Für Inés Flor ist der Kampf um Anerkennung der indigenen Gemeinschaft und die Bewahrung ihrer Kultur und der Kampf für die Autonomie der Frauen innerhalb dieser Gemeinschaft kein Widerspruch. Jenen Männern der Gemeinschaft, die ihr vorwarfen, mit diesem „westlichen Wissen“ ihre uralte Kultur zu verraten, versuche sie, durch Verweise auf jene Passagen des „Lebensplans“ der Misak den Wind aus den Segeln zu nehmen, in denen festgestellt würde, dass es keine Aufgaben gibt, die speziell einem Geschlecht vorbehalten sind. Die Misak seien die erste Gemeinschaft gewesen, die Ende der 1980-er Jahre einen solchen „Lebensplan“ erstellt hätten, um den für sie entworfenen „Entwicklungsplänen“ einen eigenen Ansatz entgegenzusetzen, eine ureigene Vision der Zukunft als Gemeinschaft, eine Plattform der Verteidigung gegen den Staat, ein Mittel und ein Weg, um neue Lebensbedingungen für ihr Volk auf Grundlage seiner eigenen Kosmovision zu erreichen Dieser Lebensplan basiere auf vier Säulen: Territorium, Autonomie, Identität, Selbstbestimmung.

Foto: Ruth Sierra León - Peter Musch

Die mehr als 20 Frauen, die Inés Flor bei ihrer Initiative unterstützen, sind in ganzen unterschiedlichen Spezialgebieten ausgebildet, die dazu dienen, das Wissen (wie etwa um Heilkräuter) um Territorium und Körper, die für die MISAK eine Einheit bilden, weiterzugeben.

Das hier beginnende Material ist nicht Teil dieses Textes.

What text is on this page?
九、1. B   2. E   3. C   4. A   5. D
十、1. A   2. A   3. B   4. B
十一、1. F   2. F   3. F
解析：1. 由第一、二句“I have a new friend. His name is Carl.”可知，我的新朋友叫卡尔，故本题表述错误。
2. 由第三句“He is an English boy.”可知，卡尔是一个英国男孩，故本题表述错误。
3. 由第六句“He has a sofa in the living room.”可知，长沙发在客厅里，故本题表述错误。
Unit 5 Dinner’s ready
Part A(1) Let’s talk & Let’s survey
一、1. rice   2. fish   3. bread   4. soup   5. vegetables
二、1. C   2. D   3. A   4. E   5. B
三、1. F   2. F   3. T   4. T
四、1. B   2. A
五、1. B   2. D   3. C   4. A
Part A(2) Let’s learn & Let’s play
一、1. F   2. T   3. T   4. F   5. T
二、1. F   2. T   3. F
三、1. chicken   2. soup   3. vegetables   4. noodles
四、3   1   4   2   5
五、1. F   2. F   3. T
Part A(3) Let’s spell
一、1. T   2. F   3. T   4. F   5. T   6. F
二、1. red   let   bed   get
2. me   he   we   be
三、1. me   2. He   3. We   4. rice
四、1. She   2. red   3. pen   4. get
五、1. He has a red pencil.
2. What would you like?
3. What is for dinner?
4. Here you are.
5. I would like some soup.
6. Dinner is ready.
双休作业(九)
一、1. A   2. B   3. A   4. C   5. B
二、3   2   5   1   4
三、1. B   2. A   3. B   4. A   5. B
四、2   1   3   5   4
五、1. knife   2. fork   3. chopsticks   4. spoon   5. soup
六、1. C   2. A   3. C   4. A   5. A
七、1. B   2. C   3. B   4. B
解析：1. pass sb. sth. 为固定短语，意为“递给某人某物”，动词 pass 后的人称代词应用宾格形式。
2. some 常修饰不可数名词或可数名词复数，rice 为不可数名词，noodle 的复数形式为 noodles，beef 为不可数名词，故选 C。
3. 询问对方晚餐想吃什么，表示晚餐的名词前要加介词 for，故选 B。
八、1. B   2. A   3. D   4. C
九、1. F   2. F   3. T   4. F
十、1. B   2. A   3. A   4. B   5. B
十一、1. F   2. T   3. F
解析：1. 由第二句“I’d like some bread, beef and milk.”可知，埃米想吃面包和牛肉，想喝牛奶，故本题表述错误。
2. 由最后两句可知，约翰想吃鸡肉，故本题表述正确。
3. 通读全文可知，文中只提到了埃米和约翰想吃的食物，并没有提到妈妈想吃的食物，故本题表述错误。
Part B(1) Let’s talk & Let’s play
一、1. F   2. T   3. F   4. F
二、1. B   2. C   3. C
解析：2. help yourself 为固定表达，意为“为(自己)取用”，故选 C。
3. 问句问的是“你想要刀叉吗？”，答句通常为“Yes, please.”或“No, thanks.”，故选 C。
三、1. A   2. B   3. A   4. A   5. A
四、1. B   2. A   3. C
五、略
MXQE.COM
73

Inés Flor schildert, dass die Frauen bis zu 68 tägliche Arbeiten ausführen, die auf keine Weise entlohnt werden. Daher sei es wichtig, die Arbeit dieser Frauen und ihre aktive Rolle bei der Wiedererlangung der durch die Gewalt betroffenen Territorien sichtbar zu machen. Wenn man die Frauen stärke, würde man damit gleichzeitig die Gemeinschaft stärken, die Männer gelte es als Mitstreiter gewinnen.

Inés Flor hat für uns am nächsten Tag in Pitayó ein Treffen mit einer Gruppe von Nasa-Frauen organisiert, die in einer „Spargruppe“ aktiv sind. Das noch höhere gelegene Dorf ist nur etwa eineinhalb Stunden Fahrt mit dem Jeep von Silvia entfernt, dennoch fühlt man sich hier nochmals in eine andere Welt versetzt. Einige der 35 Frauen, die uns hier in der Schule des Ortes erwarten, haben einen Fußmarsch von mehreren Stunden hinter sich, nur um an diesem Treffen teilnehmen zu können. Die Führerin dieser Gruppe, Maria Teresa Higidio, verströmt eine Aura von Abgeklärtheit und Kraft zugleich. Man spürt, dass sie den Schmerz, den jede „ihrer Frauen“ in sich trägt, kennt. Auch Judy Andrea Mensa Calandez ist anwesend, eine „Kommissarin“ des überwiegend von Männern gebildeten indigenen Rats, des „Cabildo“, der gerade heute wieder tagt. Voll Stolz trägt sie ihren langen Stock als sichtbares Zeichen ihrer Würde.

In der Begegnung mit diesen Menschen wird klar, dass die Gewalt hier tiefe Spuren nicht nur in den Gesichtern hinterlassen hat.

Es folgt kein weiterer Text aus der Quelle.